Modifié le 01 décembre 2017 à 17:27

Le trafic de marchandises à travers les Alpes emprunte de plus en plus le rail

Les risques dus au transport par rail ou route sont acceptables, selon le Conseil fédéral.
Un train transportant de la marchandises passant par la gare de Gerra Gambarogno au Tessin. [Karl Mathis - Keystone]
Les marchandises qui traversent la Suisse par les Alpes empruntent de plus en plus souvent le rail. Entre juillet 2015 et juin 2017, le nombre de poids lourds a baissé de 5,6% pour atteindre 75'000 par an.

Selon un rapport adopté vendredi par le Conseil fédéral, le fret ferroviaire a, dans le même temps, augmenté de 18,8%, atteignant une part de marché de 71% à fin 2016. C'est un nouveau record.

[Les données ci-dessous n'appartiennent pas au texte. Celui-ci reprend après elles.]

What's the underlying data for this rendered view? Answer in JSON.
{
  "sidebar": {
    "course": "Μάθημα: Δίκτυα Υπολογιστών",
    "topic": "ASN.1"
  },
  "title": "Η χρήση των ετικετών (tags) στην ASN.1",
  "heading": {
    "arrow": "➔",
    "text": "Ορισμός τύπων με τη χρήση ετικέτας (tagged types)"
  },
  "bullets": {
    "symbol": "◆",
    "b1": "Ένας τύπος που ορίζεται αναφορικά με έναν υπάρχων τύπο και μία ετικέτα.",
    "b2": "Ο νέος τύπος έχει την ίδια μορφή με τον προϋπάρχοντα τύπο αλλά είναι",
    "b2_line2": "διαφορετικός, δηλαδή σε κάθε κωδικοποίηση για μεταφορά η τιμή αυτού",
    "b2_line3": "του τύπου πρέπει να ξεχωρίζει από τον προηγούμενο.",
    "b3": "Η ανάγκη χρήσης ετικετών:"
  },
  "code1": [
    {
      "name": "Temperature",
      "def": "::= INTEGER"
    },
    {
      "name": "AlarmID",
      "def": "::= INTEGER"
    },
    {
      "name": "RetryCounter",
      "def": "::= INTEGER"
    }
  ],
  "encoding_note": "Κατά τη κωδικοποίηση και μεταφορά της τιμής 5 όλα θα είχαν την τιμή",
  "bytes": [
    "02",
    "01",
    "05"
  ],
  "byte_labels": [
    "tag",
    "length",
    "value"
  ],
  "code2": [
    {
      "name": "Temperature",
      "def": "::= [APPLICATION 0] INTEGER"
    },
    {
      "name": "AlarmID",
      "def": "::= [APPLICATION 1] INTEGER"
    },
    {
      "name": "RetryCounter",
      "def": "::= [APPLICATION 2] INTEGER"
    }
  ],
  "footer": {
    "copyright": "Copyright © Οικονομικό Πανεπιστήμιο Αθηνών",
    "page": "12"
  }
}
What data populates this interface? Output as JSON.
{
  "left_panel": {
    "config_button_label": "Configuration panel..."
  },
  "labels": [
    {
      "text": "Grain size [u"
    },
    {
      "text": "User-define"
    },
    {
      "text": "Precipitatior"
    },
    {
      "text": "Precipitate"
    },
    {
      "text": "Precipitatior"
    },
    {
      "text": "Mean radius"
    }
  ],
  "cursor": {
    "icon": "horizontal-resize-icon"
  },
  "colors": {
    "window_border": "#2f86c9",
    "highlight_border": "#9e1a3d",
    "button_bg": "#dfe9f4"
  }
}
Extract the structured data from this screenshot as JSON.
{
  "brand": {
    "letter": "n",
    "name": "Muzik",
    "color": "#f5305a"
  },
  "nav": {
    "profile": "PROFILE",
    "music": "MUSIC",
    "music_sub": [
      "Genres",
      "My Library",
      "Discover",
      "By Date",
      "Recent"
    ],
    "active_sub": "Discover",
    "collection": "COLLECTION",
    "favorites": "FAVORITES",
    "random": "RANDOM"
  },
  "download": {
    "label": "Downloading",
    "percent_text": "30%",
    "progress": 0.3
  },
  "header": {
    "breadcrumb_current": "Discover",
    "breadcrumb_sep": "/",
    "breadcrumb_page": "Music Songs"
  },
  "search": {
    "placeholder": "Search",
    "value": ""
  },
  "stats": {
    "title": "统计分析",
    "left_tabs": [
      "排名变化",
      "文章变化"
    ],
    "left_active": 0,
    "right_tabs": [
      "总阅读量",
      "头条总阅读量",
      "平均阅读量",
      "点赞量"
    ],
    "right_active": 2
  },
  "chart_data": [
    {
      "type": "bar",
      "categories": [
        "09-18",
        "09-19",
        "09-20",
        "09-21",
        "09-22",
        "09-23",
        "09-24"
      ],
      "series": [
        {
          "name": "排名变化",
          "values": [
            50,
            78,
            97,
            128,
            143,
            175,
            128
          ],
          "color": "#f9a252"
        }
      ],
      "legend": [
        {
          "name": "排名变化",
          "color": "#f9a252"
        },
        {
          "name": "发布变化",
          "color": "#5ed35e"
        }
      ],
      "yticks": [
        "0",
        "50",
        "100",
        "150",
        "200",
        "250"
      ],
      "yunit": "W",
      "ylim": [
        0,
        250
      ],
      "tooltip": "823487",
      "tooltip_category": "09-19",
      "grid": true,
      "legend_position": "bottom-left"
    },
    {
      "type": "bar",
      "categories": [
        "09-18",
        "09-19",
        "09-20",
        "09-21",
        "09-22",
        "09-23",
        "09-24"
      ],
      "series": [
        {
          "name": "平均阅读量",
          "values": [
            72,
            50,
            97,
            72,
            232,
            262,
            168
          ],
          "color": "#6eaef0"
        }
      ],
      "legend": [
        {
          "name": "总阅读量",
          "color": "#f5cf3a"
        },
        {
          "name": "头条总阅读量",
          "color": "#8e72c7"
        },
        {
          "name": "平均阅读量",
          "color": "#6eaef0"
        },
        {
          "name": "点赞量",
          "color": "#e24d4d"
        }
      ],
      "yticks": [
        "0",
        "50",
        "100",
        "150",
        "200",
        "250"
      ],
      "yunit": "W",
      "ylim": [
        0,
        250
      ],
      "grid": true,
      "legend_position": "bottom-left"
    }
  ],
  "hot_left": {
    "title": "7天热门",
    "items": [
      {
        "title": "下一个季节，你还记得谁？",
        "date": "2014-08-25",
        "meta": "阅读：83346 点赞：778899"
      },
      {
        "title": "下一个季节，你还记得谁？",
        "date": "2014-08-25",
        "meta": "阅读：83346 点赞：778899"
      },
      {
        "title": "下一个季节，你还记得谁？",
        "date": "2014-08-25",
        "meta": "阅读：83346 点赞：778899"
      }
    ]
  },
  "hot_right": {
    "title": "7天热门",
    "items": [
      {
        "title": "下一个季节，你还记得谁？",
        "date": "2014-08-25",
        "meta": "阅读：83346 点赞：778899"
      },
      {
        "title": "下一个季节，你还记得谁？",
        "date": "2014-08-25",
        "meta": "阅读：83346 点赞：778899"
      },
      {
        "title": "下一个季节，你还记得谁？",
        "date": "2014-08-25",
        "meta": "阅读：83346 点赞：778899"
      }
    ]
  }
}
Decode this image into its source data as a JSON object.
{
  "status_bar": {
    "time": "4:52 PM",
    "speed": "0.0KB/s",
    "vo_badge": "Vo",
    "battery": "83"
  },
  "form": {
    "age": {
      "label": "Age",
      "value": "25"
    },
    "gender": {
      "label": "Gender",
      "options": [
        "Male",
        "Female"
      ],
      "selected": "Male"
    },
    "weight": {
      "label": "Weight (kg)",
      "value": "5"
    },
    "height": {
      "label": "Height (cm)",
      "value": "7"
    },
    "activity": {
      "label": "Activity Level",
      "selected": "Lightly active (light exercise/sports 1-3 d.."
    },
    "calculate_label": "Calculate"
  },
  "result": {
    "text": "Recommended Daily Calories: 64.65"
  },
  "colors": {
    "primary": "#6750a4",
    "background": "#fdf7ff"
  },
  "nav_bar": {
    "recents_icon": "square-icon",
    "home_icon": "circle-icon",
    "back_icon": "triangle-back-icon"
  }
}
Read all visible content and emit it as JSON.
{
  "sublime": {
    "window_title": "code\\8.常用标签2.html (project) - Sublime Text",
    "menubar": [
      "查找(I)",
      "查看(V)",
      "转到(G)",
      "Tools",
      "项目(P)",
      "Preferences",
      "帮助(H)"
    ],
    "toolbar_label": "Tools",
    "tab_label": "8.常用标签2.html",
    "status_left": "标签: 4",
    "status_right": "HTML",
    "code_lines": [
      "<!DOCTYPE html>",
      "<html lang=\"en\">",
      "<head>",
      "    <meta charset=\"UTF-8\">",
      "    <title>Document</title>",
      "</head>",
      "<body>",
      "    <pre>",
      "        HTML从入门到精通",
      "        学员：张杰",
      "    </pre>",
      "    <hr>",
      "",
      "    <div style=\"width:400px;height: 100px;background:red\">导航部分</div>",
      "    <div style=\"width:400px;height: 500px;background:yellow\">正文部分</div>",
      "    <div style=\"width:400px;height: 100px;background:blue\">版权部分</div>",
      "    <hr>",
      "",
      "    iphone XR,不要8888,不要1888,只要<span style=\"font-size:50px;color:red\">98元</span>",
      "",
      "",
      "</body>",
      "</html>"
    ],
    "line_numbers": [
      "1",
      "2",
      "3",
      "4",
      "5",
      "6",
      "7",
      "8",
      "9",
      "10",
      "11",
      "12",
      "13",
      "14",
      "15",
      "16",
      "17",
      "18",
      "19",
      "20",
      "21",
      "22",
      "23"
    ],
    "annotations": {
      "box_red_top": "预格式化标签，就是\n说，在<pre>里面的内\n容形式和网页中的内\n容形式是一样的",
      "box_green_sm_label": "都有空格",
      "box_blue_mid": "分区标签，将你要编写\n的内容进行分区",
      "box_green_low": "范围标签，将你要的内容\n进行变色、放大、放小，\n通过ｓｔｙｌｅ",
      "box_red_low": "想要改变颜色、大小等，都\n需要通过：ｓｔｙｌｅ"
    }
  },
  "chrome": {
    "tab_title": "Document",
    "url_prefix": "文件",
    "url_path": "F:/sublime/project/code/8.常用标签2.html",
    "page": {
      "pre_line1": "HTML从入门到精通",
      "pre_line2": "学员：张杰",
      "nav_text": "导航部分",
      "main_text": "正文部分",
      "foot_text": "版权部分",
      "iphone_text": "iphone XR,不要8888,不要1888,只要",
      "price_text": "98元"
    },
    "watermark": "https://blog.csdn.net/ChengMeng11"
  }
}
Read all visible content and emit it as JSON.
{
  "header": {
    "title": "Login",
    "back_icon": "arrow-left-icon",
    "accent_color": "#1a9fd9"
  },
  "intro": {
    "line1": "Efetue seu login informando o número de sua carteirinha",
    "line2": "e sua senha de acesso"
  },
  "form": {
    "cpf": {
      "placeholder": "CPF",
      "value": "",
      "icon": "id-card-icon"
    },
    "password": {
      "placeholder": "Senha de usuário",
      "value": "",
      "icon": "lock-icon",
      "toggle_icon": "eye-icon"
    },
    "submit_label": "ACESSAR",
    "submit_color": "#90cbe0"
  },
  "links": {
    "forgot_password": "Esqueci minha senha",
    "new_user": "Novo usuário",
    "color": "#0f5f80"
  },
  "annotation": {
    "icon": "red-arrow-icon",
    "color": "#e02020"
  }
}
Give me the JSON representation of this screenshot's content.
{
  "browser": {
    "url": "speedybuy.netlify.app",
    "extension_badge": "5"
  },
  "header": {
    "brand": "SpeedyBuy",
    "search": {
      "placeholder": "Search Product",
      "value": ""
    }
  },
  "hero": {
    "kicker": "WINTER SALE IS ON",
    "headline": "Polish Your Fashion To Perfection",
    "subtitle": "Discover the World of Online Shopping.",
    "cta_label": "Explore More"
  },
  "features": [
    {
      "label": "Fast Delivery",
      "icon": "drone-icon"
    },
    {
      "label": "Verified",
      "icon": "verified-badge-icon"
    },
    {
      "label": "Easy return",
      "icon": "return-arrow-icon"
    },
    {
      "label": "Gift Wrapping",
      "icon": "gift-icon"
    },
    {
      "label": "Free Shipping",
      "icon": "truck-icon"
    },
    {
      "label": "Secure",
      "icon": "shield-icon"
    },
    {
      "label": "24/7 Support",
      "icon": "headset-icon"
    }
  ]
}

Les mesures visant le transfert de la route au rail continuent de déployer leurs effets, note le rapport.

Objectif non atteint

Il ne sera toutefois pas possible d’atteindre l’objectif de transfert de 650'000 courses par an à fin 2018. Un objectif fixé par la loi. Le Conseil fédéral propose de maintenir ce but malgré tout. Il attend les conclusions que l’on pourra tirer des augmentations de capacité, une fois que la nouvelle ligne ferroviaire à travers les Alpes (NLFA) sera achevée.

ats/ta

Publié le 01 décembre 2017 à 11:53 - Modifié le 01 décembre 2017 à 17:27

Trafic perturbé

Au second semestre 2017, deux événements ont entravé le trafic du fret ferroviaire, relève le rapport.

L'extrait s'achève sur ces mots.